The name of the artist, of whose works only about a dozen survive, is lost to history, but scholars speak of the Claude Master, because of the quality of this, his greatest work. His palette tends toward soft roses and mauves—in an image of the Virgin’s coronation, Christ and his mother wear matching amethyst-colored gowns, trimmed in gold—and the brushwork is stippled, as if it were the effort of a mouse-size Seurat. “It’s an amazing creation,” Wieck said. “And, of course, Claude’s eyes were very young.”

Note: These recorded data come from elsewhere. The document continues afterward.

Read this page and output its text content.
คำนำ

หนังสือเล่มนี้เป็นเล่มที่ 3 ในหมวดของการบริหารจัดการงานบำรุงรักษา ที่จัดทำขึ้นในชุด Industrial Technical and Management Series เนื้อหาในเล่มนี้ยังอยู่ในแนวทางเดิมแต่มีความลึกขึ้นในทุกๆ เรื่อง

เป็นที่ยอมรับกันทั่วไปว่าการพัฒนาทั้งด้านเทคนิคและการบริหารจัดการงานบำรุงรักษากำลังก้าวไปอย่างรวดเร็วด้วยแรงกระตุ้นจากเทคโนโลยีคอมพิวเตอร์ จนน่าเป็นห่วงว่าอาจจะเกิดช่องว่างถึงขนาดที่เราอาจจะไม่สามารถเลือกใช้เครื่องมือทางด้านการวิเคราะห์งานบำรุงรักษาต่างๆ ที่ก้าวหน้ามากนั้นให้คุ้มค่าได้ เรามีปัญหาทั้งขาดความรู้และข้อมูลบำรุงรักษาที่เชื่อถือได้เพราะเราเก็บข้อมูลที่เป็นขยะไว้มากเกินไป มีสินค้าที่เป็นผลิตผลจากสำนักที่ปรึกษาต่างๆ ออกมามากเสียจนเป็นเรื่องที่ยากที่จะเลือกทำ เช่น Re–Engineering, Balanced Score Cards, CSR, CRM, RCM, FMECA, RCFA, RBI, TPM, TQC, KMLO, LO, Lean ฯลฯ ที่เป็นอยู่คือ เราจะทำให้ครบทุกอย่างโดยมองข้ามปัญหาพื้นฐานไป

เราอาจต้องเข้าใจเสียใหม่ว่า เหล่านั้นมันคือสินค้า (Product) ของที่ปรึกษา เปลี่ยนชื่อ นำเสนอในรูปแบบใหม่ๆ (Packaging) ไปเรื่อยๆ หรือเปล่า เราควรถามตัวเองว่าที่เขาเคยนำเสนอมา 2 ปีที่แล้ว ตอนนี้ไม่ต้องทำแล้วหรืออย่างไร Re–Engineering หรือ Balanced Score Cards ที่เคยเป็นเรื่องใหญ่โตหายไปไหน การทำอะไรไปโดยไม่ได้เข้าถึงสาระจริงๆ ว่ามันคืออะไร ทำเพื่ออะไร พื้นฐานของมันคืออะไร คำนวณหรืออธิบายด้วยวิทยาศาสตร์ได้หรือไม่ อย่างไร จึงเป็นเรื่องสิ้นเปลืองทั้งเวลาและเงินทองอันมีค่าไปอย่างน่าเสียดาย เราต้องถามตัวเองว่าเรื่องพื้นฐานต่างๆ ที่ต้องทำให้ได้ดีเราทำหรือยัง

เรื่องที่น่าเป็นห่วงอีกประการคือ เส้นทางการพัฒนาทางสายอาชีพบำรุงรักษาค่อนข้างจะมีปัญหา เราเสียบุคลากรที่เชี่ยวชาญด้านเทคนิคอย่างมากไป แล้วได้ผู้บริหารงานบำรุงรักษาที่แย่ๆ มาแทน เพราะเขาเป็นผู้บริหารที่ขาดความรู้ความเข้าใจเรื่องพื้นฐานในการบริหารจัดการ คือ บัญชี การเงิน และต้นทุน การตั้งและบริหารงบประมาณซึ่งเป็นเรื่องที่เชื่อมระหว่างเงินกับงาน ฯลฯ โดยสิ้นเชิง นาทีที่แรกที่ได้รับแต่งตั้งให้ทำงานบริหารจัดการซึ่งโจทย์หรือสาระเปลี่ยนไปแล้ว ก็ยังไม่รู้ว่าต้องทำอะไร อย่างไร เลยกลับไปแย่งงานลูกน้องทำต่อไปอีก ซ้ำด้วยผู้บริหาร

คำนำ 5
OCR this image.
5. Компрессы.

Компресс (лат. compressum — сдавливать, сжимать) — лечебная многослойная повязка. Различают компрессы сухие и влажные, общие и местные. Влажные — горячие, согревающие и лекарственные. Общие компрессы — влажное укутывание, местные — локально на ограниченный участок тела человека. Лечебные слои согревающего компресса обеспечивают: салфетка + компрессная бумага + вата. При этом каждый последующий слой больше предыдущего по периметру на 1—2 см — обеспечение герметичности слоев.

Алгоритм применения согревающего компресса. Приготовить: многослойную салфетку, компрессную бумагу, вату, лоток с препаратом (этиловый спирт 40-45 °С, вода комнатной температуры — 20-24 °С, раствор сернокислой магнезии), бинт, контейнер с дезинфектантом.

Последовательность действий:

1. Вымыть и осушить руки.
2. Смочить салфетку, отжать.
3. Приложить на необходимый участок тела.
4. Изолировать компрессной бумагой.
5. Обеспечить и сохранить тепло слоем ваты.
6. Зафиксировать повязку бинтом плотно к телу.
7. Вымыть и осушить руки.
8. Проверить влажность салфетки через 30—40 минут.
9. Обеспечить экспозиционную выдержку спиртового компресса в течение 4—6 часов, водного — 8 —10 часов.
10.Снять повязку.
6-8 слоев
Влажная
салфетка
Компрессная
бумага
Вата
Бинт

Tip o’ the French Hood to Foose for the link



Thanks for posting this! The prayer-book was said to be put together in 1517, when biographers think Anne and Mary were still at the French court. Possibly, if Queen Claude is used as the model for the Virgin, some of the pages that show young attendant women might include a Boleyn …? But the painted image of Claude doesn’t much resemble her description, so even if one of the Boleyns was immortalized it would be difficult to identify her (particularly Anne … all the ladies in the book are fair-haired.)
This is very cool! I will definitely try to put this on my ‘one more reason I should go to the city’ list.
thanks for posting
You can see the entire book online at:
http://www.themorgan.org/exhibitions/claude.asp
Oops, sorry, didn’t realize a link to the book was embedded in the article.